Bis die neuronalen Netze in der Lage sind, die Flecken selbständig zu erkennen, ist zeitintensive Vorarbeit nötig: „Ich brauche Tausende Bilder mit Flecken, auf denen ich diese Fleckbereiche händisch einzeichnen muss, damit sie erkannt werden.“ Obwohl das Training aufwendig ist: Das Verfahren der visuellen Inspektion von Objekten mithilfe von neuronalen Netzen kann auch bei der Wartung von Zügen Anwendung finden. Etwa dann, wenn es darum geht, den Zustand eines Bremsbelages zu überprüfen. Kummert sieht in der sogenannten prädikativen Wartung einen wichtigen Beitrag, um die Bahn als Verkehrsmittel attraktiver zu machen: „Die Wahrscheinlichkeit von Fehlern sinkt und macht den Ablauf zuverlässiger und effizienter.“
Mit Automatisierung gegen den Personalmangel
Ein weiterer großer Teilbereich des Forschungsprojekts ist die Automatisierung des Güter- und Personenverkehrs. Die Vision: ein vollautonomer Schienenverkehr, denn wer mehr Züge auf die Schiene bekommen möchte, muss ein sich selbst organisierendes Bahnsystem an den Start bringen. „Dafür bedarf es etwa einer Umfelderkennung, die sicherstellt, dass der Zug auf dem richtigen Gleis fährt und das Gleis frei von Hindernissen ist.“ Auch hier kommen neuronale Netze zum Einsatz: Mit ihnen entwickeln Wissenschaftler*innen des CoR-Labs multi-sensorielle Plattformen für die automatisierte Erkennung von Menschen, Objekten und der Umgebung.
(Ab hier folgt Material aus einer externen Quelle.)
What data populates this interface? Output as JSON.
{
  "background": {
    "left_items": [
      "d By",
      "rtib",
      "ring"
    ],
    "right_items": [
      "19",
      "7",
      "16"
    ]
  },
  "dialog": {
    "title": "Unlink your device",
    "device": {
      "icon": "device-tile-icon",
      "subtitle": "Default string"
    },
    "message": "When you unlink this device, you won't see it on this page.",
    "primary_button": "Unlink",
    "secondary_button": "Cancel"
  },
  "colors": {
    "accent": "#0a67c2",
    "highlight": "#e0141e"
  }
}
Und nicht nur das: Sie forschen an lernfähigen Robotersystemen, die kosteneffizient für die Voll- oder Teilautomatisierung in der Montage oder Intralogistik eingesetzt werden können. „Auf das System Bahn übertragen, können wir unsere Expertise also auch beim Be- und Entladen von Gütern einbringen, etwa mit unserer Forschung zu Roboterarmen“, sagt Kummert.